DPDK patches and discussions
 help / color / mirror / Atom feed
From: "Pattan, Reshma" <reshma.pattan@intel.com>
To: Jay Rolette <rolette@infiniteio.com>
Cc: "dev@dpdk.org" <dev@dpdk.org>
Subject: Re: [dpdk-dev] [PATCH RFC] librte_reorder: new reorder library
Date: Fri, 17 Oct 2014 09:44:49 +0000	[thread overview]
Message-ID: <3AEA2BF9852C6F48A459DA490692831FE240FC@IRSMSX109.ger.corp.intel.com> (raw)
In-Reply-To: <CADNuJVpwfiC2x3joDnkgUX=fpEMe2MAS46ozkvojsaKy0=UGZA@mail.gmail.com>

Hi Jay,

Please find comments inline.

Thanks,
Reshma

From: Jay Rolette [mailto:rolette@infiniteio.com]
Sent: Thursday, October 9, 2014 8:02 PM
To: Pattan, Reshma
Cc: dev@dpdk.org
Subject: Re: [dpdk-dev] [PATCH RFC] librte_reorder: new reorder library

Hi Reshma,

A few comments and questions about your design...

1) How do you envision the reorder library to be used? Based on the description, it seems like the expectation is that packet order would be maintained at either the interface/port level or maybe at the RX queue level.
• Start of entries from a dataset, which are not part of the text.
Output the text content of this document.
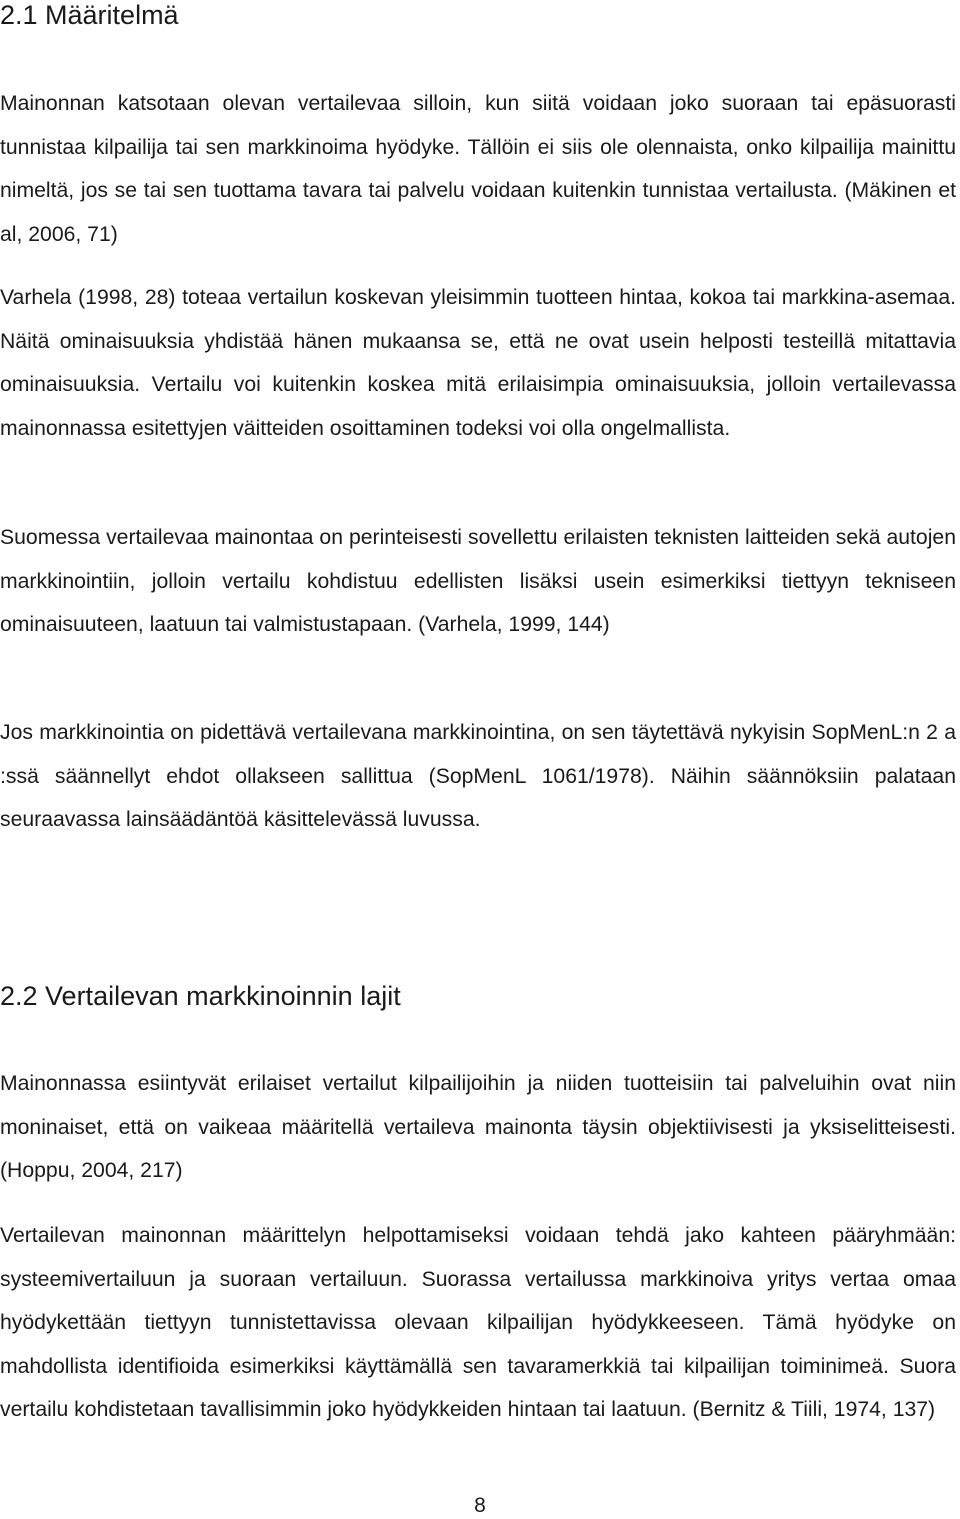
2.1 Määritelmä

Mainonnan katsotaan olevan vertailevaa silloin, kun siitä voidaan joko suoraan tai epäsuorasti tunnistaa kilpailija tai sen markkinoima hyödyke. Tällöin ei siis ole olennaista, onko kilpailija mainittu nimeltä, jos se tai sen tuottama tavara tai palvelu voidaan kuitenkin tunnistaa vertailusta. (Mäkinen et al, 2006, 71)

Varhela (1998, 28) toteaa vertailun koskevan yleisimmin tuotteen hintaa, kokoa tai markkina-asemaa. Näitä ominaisuuksia yhdistää hänen mukaansa se, että ne ovat usein helposti testeillä mitattavia ominaisuuksia. Vertailu voi kuitenkin koskea mitä erilaisimpia ominaisuuksia, jolloin vertailevassa mainonnassa esitettyjen väitteiden osoittaminen todeksi voi olla ongelmallista.

Suomessa vertailevaa mainontaa on perinteisesti sovellettu erilaisten teknisten laitteiden sekä autojen markkinointiin, jolloin vertailu kohdistuu edellisten lisäksi usein esimerkiksi tiettyyn tekniseen ominaisuuteen, laatuun tai valmistustapaan. (Varhela, 1999, 144)

Jos markkinointia on pidettävä vertailevana markkinointina, on sen täytettävä nykyisin SopMenL:n 2 a :ssä säännellyt ehdot ollakseen sallittua (SopMenL 1061/1978). Näihin säännöksiin palataan seuraavassa lainsäädäntöä käsittelevässä luvussa.

2.2 Vertailevan markkinoinnin lajit

Mainonnassa esiintyvät erilaiset vertailut kilpailijoihin ja niiden tuotteisiin tai palveluihin ovat niin moninaiset, että on vaikeaa määritellä vertaileva mainonta täysin objektiivisesti ja yksiselitteisesti. (Hoppu, 2004, 217)

Vertailevan mainonnan määrittelyn helpottamiseksi voidaan tehdä jako kahteen pääryhmään: systeemivertailuun ja suoraan vertailuun. Suorassa vertailussa markkinoiva yritys vertaa omaa hyödykettään tiettyyn tunnistettavissa olevaan kilpailijan hyödykkeeseen. Tämä hyödyke on mahdollista identifioida esimerkiksi käyttämällä sen tavaramerkkiä tai kilpailijan toiminimeä. Suora vertailu kohdistetaan tavallisimmin joko hyödykkeiden hintaan tai laatuun. (Bernitz & Tiili, 1974, 137)

8
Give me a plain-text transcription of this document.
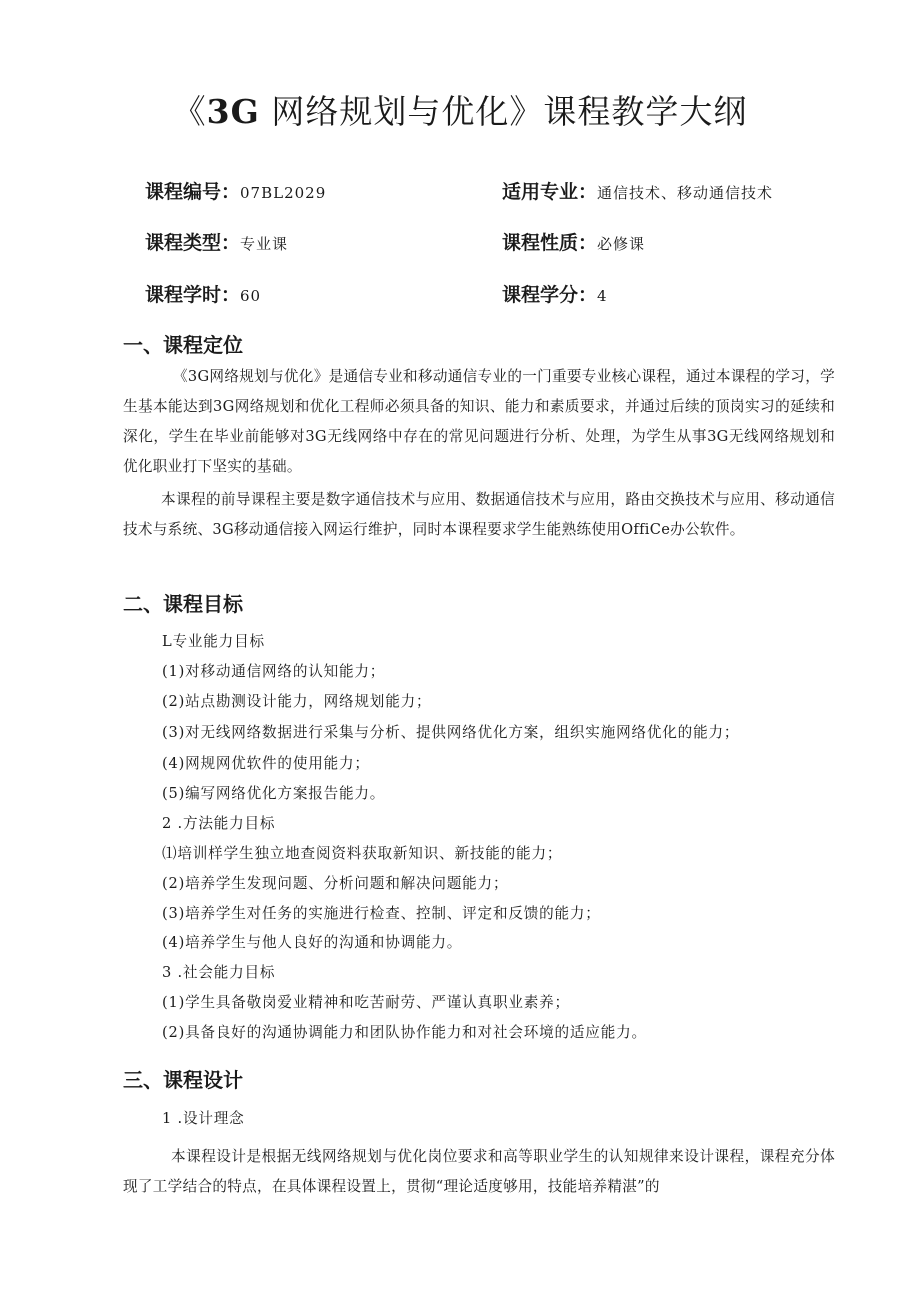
《3G 网络规划与优化》课程教学大纲
课程编号：07BL2029	适用专业：通信技术、移动通信技术
课程类型：专业课	课程性质：必修课
课程学时：60	课程学分：4
一、课程定位

《3G网络规划与优化》是通信专业和移动通信专业的一门重要专业核心课程，通过本课程的学习，学生基本能达到3G网络规划和优化工程师必须具备的知识、能力和素质要求，并通过后续的顶岗实习的延续和深化，学生在毕业前能够对3G无线网络中存在的常见问题进行分析、处理，为学生从事3G无线网络规划和优化职业打下坚实的基础。

本课程的前导课程主要是数字通信技术与应用、数据通信技术与应用，路由交换技术与应用、移动通信技术与系统、3G移动通信接入网运行维护，同时本课程要求学生能熟练使用OffiCe办公软件。

二、课程目标

L专业能力目标

(1)对移动通信网络的认知能力；

(2)站点勘测设计能力，网络规划能力；

(3)对无线网络数据进行采集与分析、提供网络优化方案，组织实施网络优化的能力；

(4)网规网优软件的使用能力；

(5)编写网络优化方案报告能力。

2 .方法能力目标

⑴培训样学生独立地查阅资料获取新知识、新技能的能力；

(2)培养学生发现问题、分析问题和解决问题能力；

(3)培养学生对任务的实施进行检查、控制、评定和反馈的能力；

(4)培养学生与他人良好的沟通和协调能力。

3 .社会能力目标

(1)学生具备敬岗爱业精神和吃苦耐劳、严谨认真职业素养；

(2)具备良好的沟通协调能力和团队协作能力和对社会环境的适应能力。

三、课程设计

1 .设计理念

本课程设计是根据无线网络规划与优化岗位要求和高等职业学生的认知规律来设计课程，课程充分体现了工学结合的特点，在具体课程设置上，贯彻“理论适度够用，技能培养精湛”的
Is that right or am I reading too much between the lines?

For my purposes (and for network security products I've developed in the past), I mostly don't care about box or port-level order. The most important thing is to maintain packet order within a flow. Relative order from packets in different flows doesn't matter. If there is a way I can process packets in parallel and transmit out-of-order transmission *within the flow*, that's very useful. Architecturally, it helps avoid hot-spotting in my packet processing pipeline and wasting cycles when load-balancing isn't perfect (and it never is).
[Reshma]: Generic parallel processing of packets is planned in phase2 version of distributor based on sequence numbers, but not flow based  parallel processing.
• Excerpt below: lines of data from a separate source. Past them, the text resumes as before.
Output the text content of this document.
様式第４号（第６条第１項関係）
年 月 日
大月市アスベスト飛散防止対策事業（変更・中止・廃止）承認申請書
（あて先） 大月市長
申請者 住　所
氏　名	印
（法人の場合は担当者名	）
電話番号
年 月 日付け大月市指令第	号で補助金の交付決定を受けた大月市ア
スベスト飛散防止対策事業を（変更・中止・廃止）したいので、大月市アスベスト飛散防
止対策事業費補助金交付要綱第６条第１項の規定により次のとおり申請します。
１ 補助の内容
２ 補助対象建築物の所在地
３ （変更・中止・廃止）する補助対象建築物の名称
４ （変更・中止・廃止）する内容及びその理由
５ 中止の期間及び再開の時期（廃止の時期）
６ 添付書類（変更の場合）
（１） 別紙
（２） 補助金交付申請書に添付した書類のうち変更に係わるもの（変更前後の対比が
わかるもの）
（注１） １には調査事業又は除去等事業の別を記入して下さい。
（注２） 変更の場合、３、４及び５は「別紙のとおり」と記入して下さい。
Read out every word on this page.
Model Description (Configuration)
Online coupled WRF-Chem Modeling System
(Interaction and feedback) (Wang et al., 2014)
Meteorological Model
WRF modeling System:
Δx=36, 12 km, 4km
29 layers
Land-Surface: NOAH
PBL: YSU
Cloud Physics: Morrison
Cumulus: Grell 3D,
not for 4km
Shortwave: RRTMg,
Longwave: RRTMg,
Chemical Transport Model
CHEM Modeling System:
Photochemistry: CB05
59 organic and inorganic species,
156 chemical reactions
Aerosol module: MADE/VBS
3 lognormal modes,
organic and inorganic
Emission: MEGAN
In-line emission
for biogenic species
2) If the reorder library is "flow aware", then give me flexibility on deciding what a flow is. Let me define pseudo-flows even if the protocol itself isn't connection oriented (ie., frequently useful to treat UDP 5-tuples as a flow). I may want to include tunnels/VLANs/etc. as part of my "flow" definition. I may need to include the physical port as part of the flow definition.

Ideally, the library includes the common cases and gives me the option to register a callback function for doing whatever sort of "flows" I require for my app.
[Reshma]:It is not flow aware. But to reorder packets of particular flow, you can handover particular flow to the library and library will give you back the reordered data.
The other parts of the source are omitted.